I'm confounded by a strange performance issue when I try to create a Jaccard similarity matrix using sim2() from text2vec package. I have a sparse matrix [210,000 x 500] for which I'd like to obtain Jaccard similarity matrix as mentioned above. When I directly try to use the matrix in the sim2 function, it takes over 30 minutes and culminutes in error message
This is the R script I use:
library(text2vec)
JaccSim <- sim2(my_sparse_mx, method = "jaccard", norm = "none") # doesn't work
This is the error message i get after half an hour of running the script:
Cholmod error 'problem too large' at file ../Core/cholmod_sparse.c, line 92.
However, when I subset another sparse matrix from the original matrix, using all the rows and run the script, it takes only 3 minutes and the Jaccard similarity matrix (which is a sparse matrix itself) is generated successfully.

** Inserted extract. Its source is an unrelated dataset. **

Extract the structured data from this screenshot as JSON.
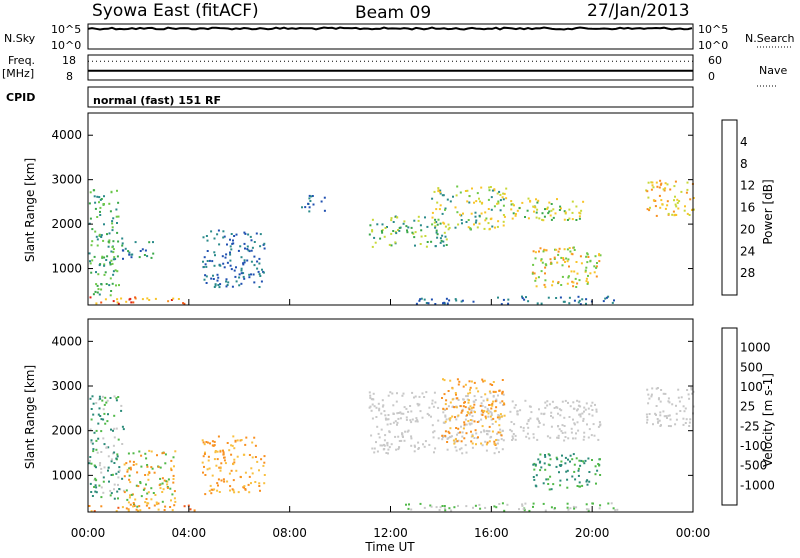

spmx_1 <- Matrix(my_sparse_mx[1:210000], sparse = TRUE)
JaccSim <- sim2(spmx_1, method = "jaccard", norm = "none") #works!
This one runs successfully. What is going on here? all I'm doing is subsetting my sparse_matrix into another matrix (using all rows of the original matrix) and using the second sparse matrix.
To clarify, my_sparse_mx has 210,000 rows (i created it having that many rows using the following:
my_sparse_mx <-Matrix(0,nrow = 210000,ncol = 500,sparse = TRUE))
and then filled it up with 1's accordingly throughout some other process. Also, when I do nrows(my_sparse_mx) I still get 210,000.
I'd like to know why this is happening.
sim2
function calculates pairwise jaccard similarity which means result matrix for your case will be 210000*210000. Sparsity of this resulting matrix depends on the data and for some cases won't be a problem. I guess for your case it is quite dense and can't be handled by underlying Matrix
routines.
Your subsetting as mentioned above is not correct - you missed comma. So you subset just first 210000 elements.